Data from 1973 to 2018 showed that sperm count declined an average of 1.2 percent per year. Data after 2000 showed a decline of more than 2.6 percent per year.

“It’s just incredible. I couldn’t believe it myself,” Levine told Euronews Next.

The fact that these results have been confirmed in the rest of the world, according to Levine, points to a global crisis that could be likened to climate change.

“As with climate change, the impacts can be different in different places, but in general the phenomenon is global and should be treated as such,” he added.

“It looks like a pandemic. She is everywhere. And some of the causes may stay with us for a very long time.”

Declining chances of conception

The researchers say that while sperm counts are “an imperfect indicator of fertility,” they are closely linked to fertility chances.

They explain that a higher sperm count above a threshold of 40-50 million/mL does not necessarily imply a higher probability of conception.

On the other hand, below this threshold, the likelihood of conception decreases rapidly as the sperm count decreases.

“At the population level, the decline in mean sperm count from 104 to 49 million/mL reported here implies a significant increase in the proportion of men with delayed conception,” the study authors write.

While their research did not examine the causes of this drop in sperm count, the authors say it reflects “a global crisis related to our modern environment and lifestyle,” and they point it out disruptive role of chemicals on our endocrine and reproductive systems.

They add that sperm count is also an indicator of men’s health, with low levels being linked to an increased risk of chronic disease, testicular cancer and a shortened lifespan.

The turning point of humanity?

The results were released on World Population Day passed the 8 billion markwhich puts more pressure on the planet’s limited natural resources.

“Philosophically, the drop in sperm count and infertility is maybe the way in the world to balance out what’s going on,” Levine told Euronews Next.

“But you know, that’s just a thought. It’s not a scientific thought.”

He said the results should be of interest to everyone – regardless of their opinion of how many people the planet needs right now.

“Sperm count is a very good measure of global health and our future.

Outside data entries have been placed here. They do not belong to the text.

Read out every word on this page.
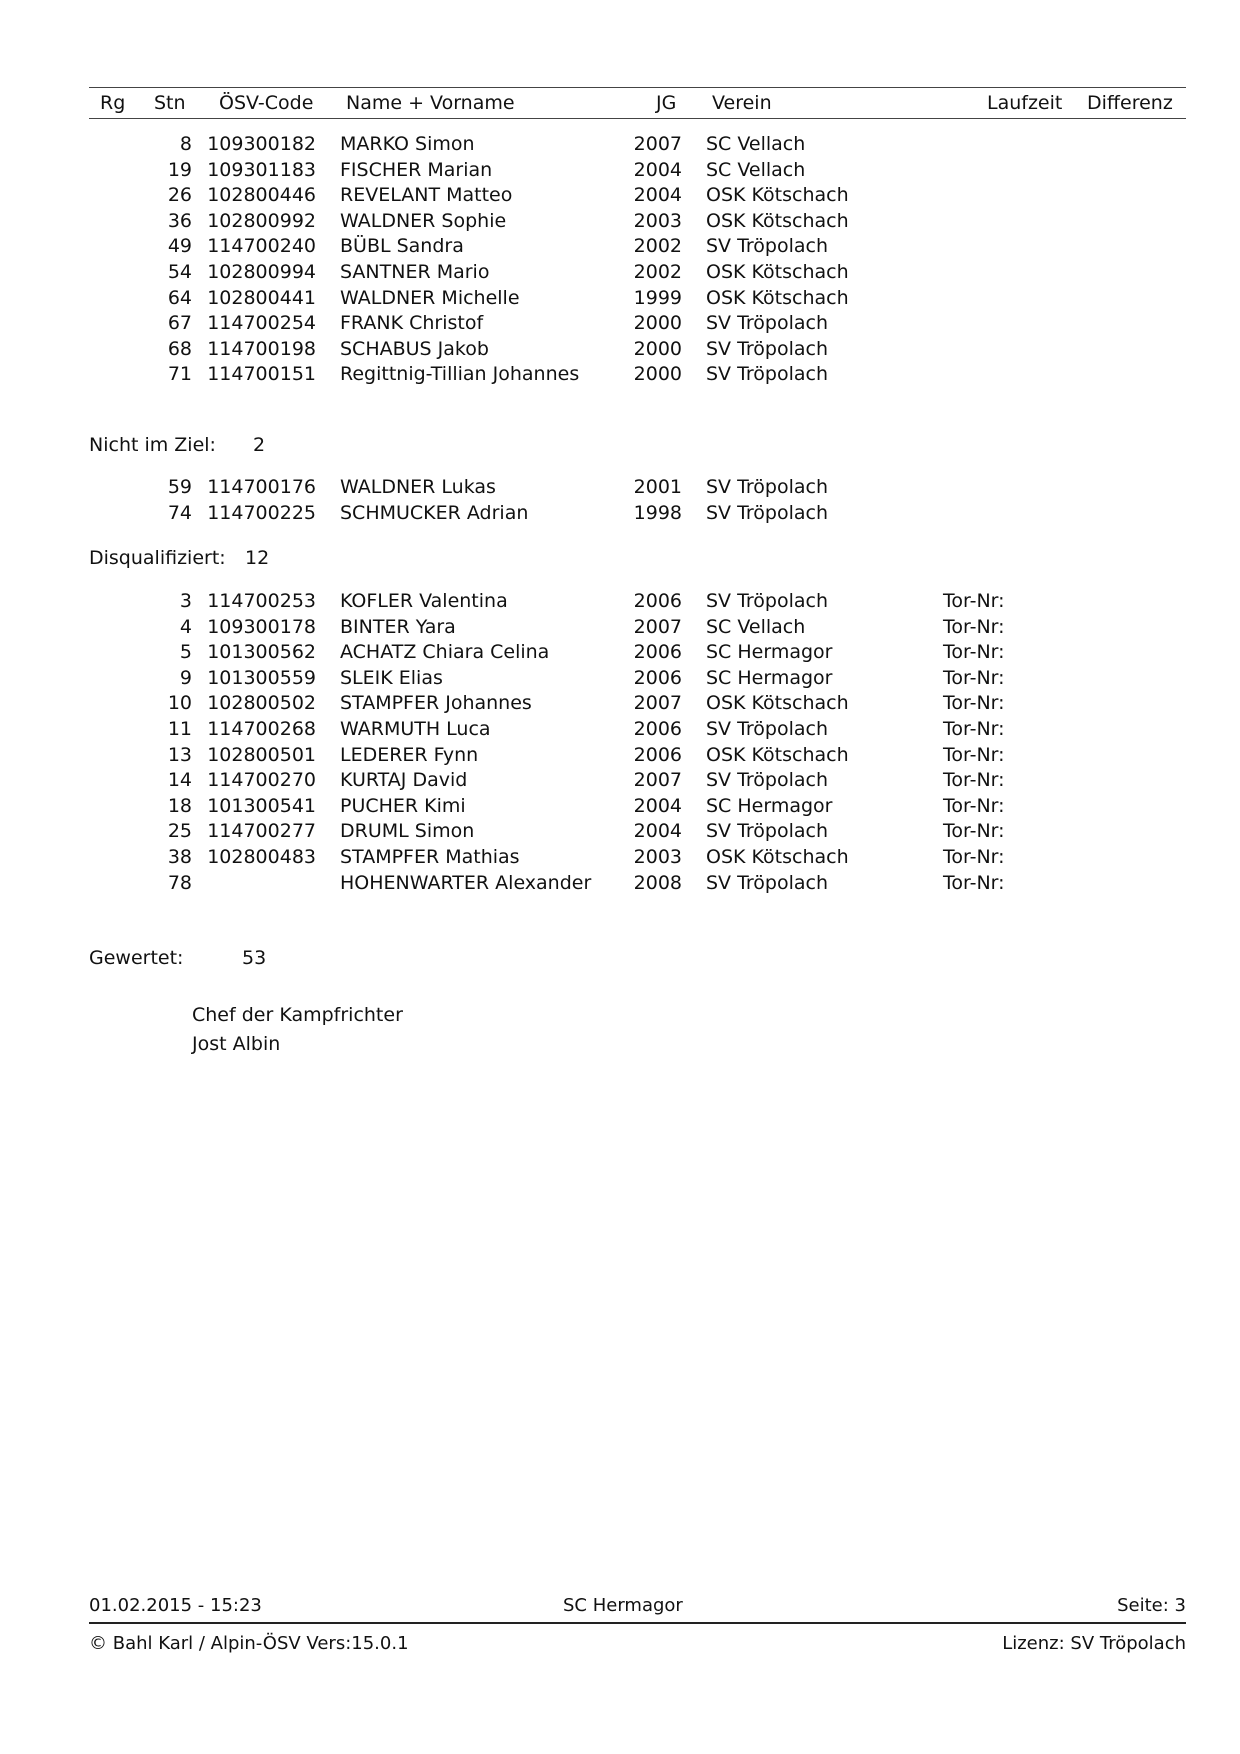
Rg Stn ÖSV-Code Name + Vorname	JG Verein	Laufzeit Differenz
8 109300182 MARKO Simon	2007 SC Vellach
19 109301183 FISCHER Marian	2004 SC Vellach
26 102800446 REVELANT Matteo	2004 OSK Kötschach
36 102800992 WALDNER Sophie	2003 OSK Kötschach
49 114700240 BÜBL Sandra	2002 SV Tröpolach
54 102800994 SANTNER Mario	2002 OSK Kötschach
64 102800441 WALDNER Michelle	1999 OSK Kötschach
67 114700254 FRANK Christof	2000 SV Tröpolach
68 114700198 SCHABUS Jakob	2000 SV Tröpolach
71 114700151 Regittnig-Tillian Johannes	2000 SV Tröpolach
Nicht im Ziel: 2
59 114700176 WALDNER Lukas	2001 SV Tröpolach
74 114700225 SCHMUCKER Adrian	1998 SV Tröpolach
Disqualifiziert: 12
3 114700253 KOFLER Valentina	2006 SV Tröpolach	Tor-Nr:
4 109300178 BINTER Yara	2007 SC Vellach	Tor-Nr:
5 101300562 ACHATZ Chiara Celina	2006 SC Hermagor	Tor-Nr:
9 101300559 SLEIK Elias	2006 SC Hermagor	Tor-Nr:
10 102800502 STAMPFER Johannes	2007 OSK Kötschach	Tor-Nr:
11 114700268 WARMUTH Luca	2006 SV Tröpolach	Tor-Nr:
13 102800501 LEDERER Fynn	2006 OSK Kötschach	Tor-Nr:
14 114700270 KURTAJ David	2007 SV Tröpolach	Tor-Nr:
18 101300541 PUCHER Kimi	2004 SC Hermagor	Tor-Nr:
25 114700277 DRUML Simon	2004 SV Tröpolach	Tor-Nr:
38 102800483 STAMPFER Mathias	2003 OSK Kötschach	Tor-Nr:
78	HOHENWARTER Alexander	2008 SV Tröpolach	Tor-Nr:
Gewertet:	53
Chef der Kampfrichter
Jost Albin
01.02.2015 - 15:23	SC Hermagor	Seite: 3
© Bahl Karl / Alpin-ÖSV Vers:15.0.1	Lizenz: SV Tröpolach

And whatever number of people you think we need on Earth, you don’t want it to be dictated by dangerous events and not our own choices,” Levine said.

“I think we need to monitor it very carefully at a global level, at a population level, at a local country level and also at a personal level,” he added, urging authorities to improve lifestyles and limit human exposure to man-made chemicals for better Regulation.

“Sometimes there’s a tipping point and the system immediately collapses. It means something’s happening to our ecosystems, our reproductive systems – and eventually it’s just too much.”